While the time of survival is practically the same at 35° C. the relative time of survival is increased as the temperature is lowered in the paraffin series (I) as compared with the series exposed to some air in tightly-corked tubes (II). Whether the presence of air, the dilution with the secretions of the glands of the male and female tracts, or other factors are the cause future work must decide. It seems not unlikely that the factors which are responsible for the sudden fall in the temperature curve at and below 10° C. in both series are similar to those which cause the differences between the two series. Since for practical purposes it is easier to work at o° C. than to control temperature above this level, it is important to determine the cause for the fall in the curve below 10° C.

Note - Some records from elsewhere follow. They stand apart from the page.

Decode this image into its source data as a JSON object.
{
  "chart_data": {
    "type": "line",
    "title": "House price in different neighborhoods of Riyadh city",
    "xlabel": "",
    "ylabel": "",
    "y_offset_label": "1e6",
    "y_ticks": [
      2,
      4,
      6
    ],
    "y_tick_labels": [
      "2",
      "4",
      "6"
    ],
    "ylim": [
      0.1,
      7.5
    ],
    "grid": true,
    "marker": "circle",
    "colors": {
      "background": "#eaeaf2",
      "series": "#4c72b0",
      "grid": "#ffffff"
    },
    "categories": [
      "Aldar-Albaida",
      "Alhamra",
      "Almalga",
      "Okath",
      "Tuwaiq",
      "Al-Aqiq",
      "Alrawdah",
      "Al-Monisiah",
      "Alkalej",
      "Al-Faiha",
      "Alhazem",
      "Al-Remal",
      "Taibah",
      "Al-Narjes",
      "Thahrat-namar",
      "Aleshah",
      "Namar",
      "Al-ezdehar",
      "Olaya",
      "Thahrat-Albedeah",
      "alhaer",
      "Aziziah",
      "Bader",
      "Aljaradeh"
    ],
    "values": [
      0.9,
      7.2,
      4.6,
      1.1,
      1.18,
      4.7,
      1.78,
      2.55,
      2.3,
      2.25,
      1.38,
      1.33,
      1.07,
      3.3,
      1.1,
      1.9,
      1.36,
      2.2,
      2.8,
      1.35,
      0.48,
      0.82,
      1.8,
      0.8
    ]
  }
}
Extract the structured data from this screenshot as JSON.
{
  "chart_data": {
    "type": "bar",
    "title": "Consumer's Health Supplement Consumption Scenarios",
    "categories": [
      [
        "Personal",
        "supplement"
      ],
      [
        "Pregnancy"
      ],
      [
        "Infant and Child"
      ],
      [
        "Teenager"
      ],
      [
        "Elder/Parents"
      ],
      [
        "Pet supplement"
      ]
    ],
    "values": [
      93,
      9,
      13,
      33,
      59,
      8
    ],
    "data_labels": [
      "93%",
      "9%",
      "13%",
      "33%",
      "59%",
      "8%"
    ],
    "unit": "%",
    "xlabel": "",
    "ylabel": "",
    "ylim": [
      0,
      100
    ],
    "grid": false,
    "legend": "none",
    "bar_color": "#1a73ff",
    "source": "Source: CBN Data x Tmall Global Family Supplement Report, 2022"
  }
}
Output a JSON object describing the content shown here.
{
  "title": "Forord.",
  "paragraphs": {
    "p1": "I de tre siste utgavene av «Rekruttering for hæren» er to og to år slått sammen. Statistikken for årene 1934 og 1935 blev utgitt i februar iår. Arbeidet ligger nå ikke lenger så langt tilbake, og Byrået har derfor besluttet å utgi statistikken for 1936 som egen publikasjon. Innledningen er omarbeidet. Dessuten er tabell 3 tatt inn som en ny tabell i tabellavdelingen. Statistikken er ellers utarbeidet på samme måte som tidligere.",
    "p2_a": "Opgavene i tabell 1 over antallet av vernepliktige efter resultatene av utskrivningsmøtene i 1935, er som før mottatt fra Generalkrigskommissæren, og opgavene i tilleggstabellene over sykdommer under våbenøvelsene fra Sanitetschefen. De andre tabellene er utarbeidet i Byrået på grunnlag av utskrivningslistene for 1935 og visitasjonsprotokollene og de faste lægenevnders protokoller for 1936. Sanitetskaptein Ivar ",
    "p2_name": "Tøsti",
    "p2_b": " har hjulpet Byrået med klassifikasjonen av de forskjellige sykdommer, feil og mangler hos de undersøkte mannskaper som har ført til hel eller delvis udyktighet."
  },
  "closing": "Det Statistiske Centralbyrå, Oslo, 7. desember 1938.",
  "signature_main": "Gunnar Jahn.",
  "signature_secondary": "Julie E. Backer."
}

Whether these temperature effects on the length of life of the sperm are related in any way to the critical temperature of the animal as a whole, as determined by calorimetric work, must await further investigation on the comparison of species having different critical body temperatures. It may be that the metabolism of the single mammalian cell is affected in the same way as the body as a whole by the temperature of the environment. It would appear not unlikely that the problem of keeping the sperm outside the body is closely allied to that of the hibernating animal in which either the metabolism must be slowed down by one means or another or else nutrients supplied to balance loss.
The general shape of the temperature curve (see Walton, this Journal, 7, 201) with its peak lying between 10–15° C. may be of use in practice in that when the air temperature is above this level the sperm may be dispatched in a thermos at the lower temperature, so that fluctuations if any in transit may be under optimum conditions instead of quickly passing to unfavourable conditions for life.
Since X-rays have been found to be more effective in producing transmittible gene mutations in the mature spermatozoa than in the immature male germ cells (Harris), this technique of artificial insemination may be of use in attempting to produce mutations in the more valuable farm animals such as Muller has produced in Drosophila.
ACKNOWLEDGEMENTS
The experiments were performed at the Field Laboratories, Milton Road, Cambridge, in connection with the Institute of Animal Nutrition and the expenses were largely defrayed out of a grant made to the Institute by the Ministry of Agriculture and Fisheries.
To Mr S. Tadman and Mr V. Swann the writer’s thanks are due for the care and feeding of the animals during the course of the experiments.